USA - Since being founded by John and Helen Meyer in 1979, Meyer Sound's dedication to producing products of consistent quality has dictated that manufacturing be at the company's headquarters in Northern California, where it can be overseen and developed. The company's first years were spent at a location in San Leandro, but since 1984, manufacturing has been at the company's base in Berkeley, Calif.

In the beginning, Meyer Sound bought drivers and modified each one to meet the company's specs. By the mid-1990s, with the company growing and introducing self-powered systems, this was no longer a workable system. So, Meyer Sound made a commitment to fabricating its own loudspeaker drivers. Since the company was already bursting at the seams in its original building, the decision to make drivers meant making a major expansion and constructing an entirely new facility.

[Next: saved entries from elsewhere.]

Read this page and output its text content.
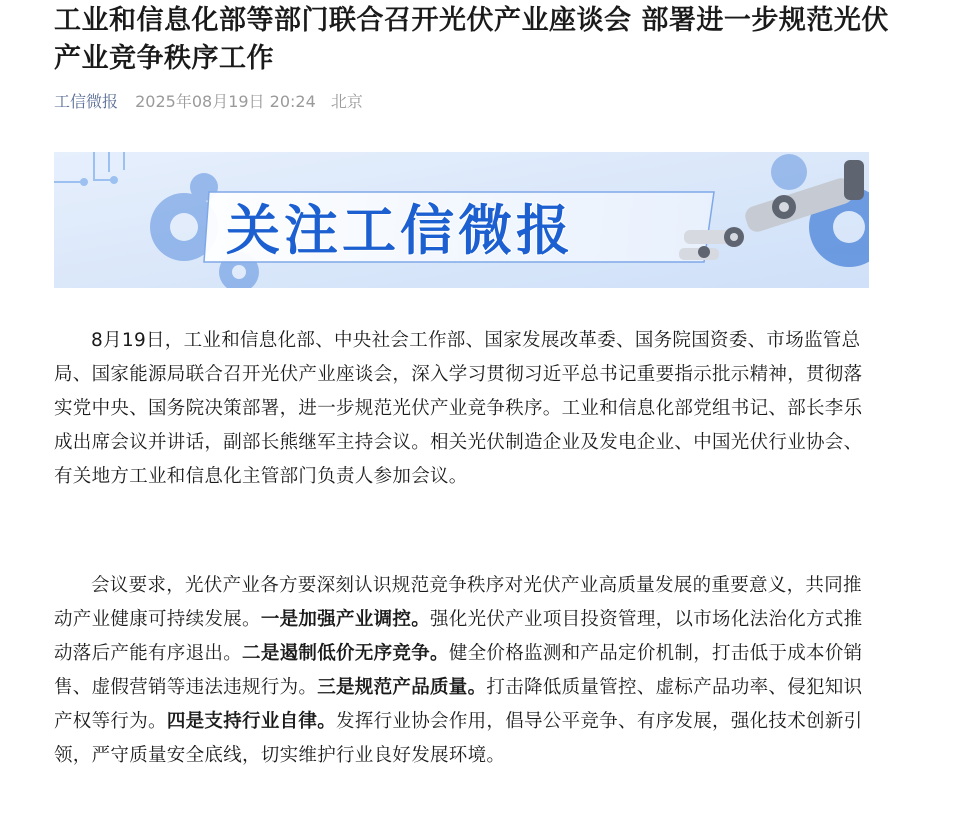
工业和信息化部等部门联合召开光伏产业座谈会 部署进一步规范光伏产业竞争秩序工作
工信微报 2025年08月19日 20:24 北京
关注工信微报

8月19日，工业和信息化部、中央社会工作部、国家发展改革委、国务院国资委、市场监管总局、国家能源局联合召开光伏产业座谈会，深入学习贯彻习近平总书记重要指示批示精神，贯彻落实党中央、国务院决策部署，进一步规范光伏产业竞争秩序。工业和信息化部党组书记、部长李乐成出席会议并讲话，副部长熊继军主持会议。相关光伏制造企业及发电企业、中国光伏行业协会、有关地方工业和信息化主管部门负责人参加会议。

会议要求，光伏产业各方要深刻认识规范竞争秩序对光伏产业高质量发展的重要意义，共同推动产业健康可持续发展。一是加强产业调控。强化光伏产业项目投资管理，以市场化法治化方式推动落后产能有序退出。二是遏制低价无序竞争。健全价格监测和产品定价机制，打击低于成本价销售、虚假营销等违法违规行为。三是规范产品质量。打击降低质量管控、虚标产品功率、侵犯知识产权等行为。四是支持行业自律。发挥行业协会作用，倡导公平竞争、有序发展，强化技术创新引领，严守质量安全底线，切实维护行业良好发展环境。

Meyer Sound's steady expansion has led to making its products in several buildings clustered around the original building and named according to a planetary theme. Drivers are built in the Saturn transducer fabrication plant, systems are assembled in the Mars facility, a new engineering lab is in Luna, and other buildings house the service department and electronics assembly. Main offices remain in the original building, known as Earth. Still, Meyer Sound's growth and movement in new directions with its LCS Series products necessitated yet more expansion. In late 2006, a new facility, called Phoebe, was brought online.

Named after a small moon of Saturn, Phoebe is, mainly, an expansion of the Saturn transducer facility. Phoebe supplements Meyer Sound's existing driver production capabilities and adds new ones. Parts of the driver manufacturing process are being revamped as they are implemented at Phoebe in order to increase efficiency and consistency.

One of Phoebe's striking features is the reliability testing area. Here, rows of thick concrete chambers allow for extensive accelerated life testing of Meyer Sound products, ensuring that they can stand up to the workout they will receive in daily use. Each chamber is equipped with an identical test setup, in order to guarantee consistency in the test environment: a driver measurement will produce the exact same data regardless of which chamber is used. Engineering R&D also maintains two large chambers in this room for testing development prototypes.

Low-frequency driver and magnetic assemblies from subassemblies and components made at Saturn are being performed in one room of Phoebe, while low driver final QA (Quality Assurance) testing is conducted in an adjacent area. Newly designed test rigs have already increased capacity.